The inside of the castle is chaos and blood. Blood fills and freezes in the cracks between cobblestones. The dead are lined up in a row in the courtyard. The air smells of smoke, and Rio’s eyes sting. The town is lost.
“I’ll lead that breakout,” Horne says.
Mackie shakes her head. “No. Richlin’s the—”
“She’s my sergeant!” Horne protests angrily.
Mackie turns on him the gaze that had once reduced Rio to a puddle on the barracks floor. “Lieutenant, I have rank, and I have Colonel Fuller’s approval.”
“But . . . I can’t be taken prisoner! How will that look?”
“The same as it’ll look for me,” Mackie says grimly. “I’m sticking it out. And so are you. Richlin?”
Rio opens her eyes. “Right here, Captain.”
“You have your orders.” She hands Rio a small packet. “Letters from the colonel and a few pieces of mail. Get them to the general if you can.”
Rio comes away from the wall and executes a more careful, more exact salute than she has in a while. “Thank you, Captain.”
Mackie shakes Rio’s hand. “Good luck. You’ll need it.”
Rio turns and trots down the circular stairway, down the tower, and out into the courtyard without so much as a glance at Lieutenant Horne.
Her platoon—scarcely more than a squad now—gathers around. “Okay, here’s the deal. Captain Mackie has asked me—some others, too, but that’s their problem. Anyway, we are to try to break out and get some documents to HQ. Wherever the hell that may be at this moment. We go as soon as it’s dark.”
“What are the odds?” Rudy J. Chester asks. The question is on every face.
“Bad. People who stay here will probably survive and be taken prisoner. Those who come with me have a higher chance of dying, a lower chance of being a POW. This is volunteers only.”
She is down to fifteen people not including herself.
Jenou raises a hand.
“All right, Castain.”
“I was just raising my hand to go to the bathroom,” Jenou says, breaking the unbearable tension.
In the end seven volunteer to go with her—not surprisingly they are almost all members of her old squad, the soldiers who know her best: Jenou, Geer, Jack, Beebee, Molina, Mazur the mad bazooka man, and Rudy J. Chester. Rio solemnly shakes hands with all of those who will stay behind, and accepts various letters home.

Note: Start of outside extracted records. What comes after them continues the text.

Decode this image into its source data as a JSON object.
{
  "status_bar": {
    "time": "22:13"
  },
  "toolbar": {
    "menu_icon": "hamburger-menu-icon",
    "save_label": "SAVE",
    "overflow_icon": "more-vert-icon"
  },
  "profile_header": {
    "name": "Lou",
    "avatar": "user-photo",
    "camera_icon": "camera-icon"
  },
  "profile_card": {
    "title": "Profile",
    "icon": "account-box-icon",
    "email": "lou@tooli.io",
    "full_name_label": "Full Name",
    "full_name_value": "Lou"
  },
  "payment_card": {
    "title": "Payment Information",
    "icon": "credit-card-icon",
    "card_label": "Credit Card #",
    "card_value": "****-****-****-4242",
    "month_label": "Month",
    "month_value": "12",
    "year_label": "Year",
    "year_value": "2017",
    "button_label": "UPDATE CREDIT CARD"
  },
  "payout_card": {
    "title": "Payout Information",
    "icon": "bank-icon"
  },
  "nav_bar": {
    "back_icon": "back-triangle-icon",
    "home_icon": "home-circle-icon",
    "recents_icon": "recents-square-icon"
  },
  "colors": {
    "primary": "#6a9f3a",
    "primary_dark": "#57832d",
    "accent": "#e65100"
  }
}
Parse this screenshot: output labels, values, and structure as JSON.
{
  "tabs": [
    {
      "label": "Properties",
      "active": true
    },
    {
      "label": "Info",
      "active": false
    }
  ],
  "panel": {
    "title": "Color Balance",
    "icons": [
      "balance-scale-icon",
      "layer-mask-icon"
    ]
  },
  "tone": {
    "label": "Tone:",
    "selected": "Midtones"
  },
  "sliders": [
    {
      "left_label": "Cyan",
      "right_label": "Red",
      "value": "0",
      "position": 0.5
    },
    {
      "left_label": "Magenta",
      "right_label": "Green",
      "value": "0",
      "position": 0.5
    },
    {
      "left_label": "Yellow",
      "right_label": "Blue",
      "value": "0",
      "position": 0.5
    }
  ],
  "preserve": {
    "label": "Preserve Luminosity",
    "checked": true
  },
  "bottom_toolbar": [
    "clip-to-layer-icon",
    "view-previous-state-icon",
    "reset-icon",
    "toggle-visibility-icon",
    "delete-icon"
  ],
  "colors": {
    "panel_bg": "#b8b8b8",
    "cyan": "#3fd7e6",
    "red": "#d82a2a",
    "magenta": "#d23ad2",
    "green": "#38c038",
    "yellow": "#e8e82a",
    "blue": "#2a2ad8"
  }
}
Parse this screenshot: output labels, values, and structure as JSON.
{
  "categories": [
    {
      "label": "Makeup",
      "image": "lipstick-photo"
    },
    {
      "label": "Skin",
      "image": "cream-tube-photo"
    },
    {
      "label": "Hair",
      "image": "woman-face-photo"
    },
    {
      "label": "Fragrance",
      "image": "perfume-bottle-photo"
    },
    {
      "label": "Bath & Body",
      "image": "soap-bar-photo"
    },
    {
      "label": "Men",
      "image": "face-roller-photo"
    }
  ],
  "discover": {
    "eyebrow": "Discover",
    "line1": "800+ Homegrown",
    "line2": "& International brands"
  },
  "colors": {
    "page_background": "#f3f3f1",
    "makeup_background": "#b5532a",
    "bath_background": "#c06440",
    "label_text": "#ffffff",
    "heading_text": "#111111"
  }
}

“I’m just tired,” Jenny Dial says by way of apology. Her wound is bleeding through the bandage on her leg.
“You’ve done enough, Dial. You fought your war, and you’ll fight some more before surrender.”
Dial looks like she might start crying.
“This is hard,” Rio says to all of them. “This is a hard day. But if everyone keeps their head we’ll be okay. All right, back to work. People coming with me, I want to see light packs—food, water, socks, ammo. Wrap everything for quiet. We move out in an hour.”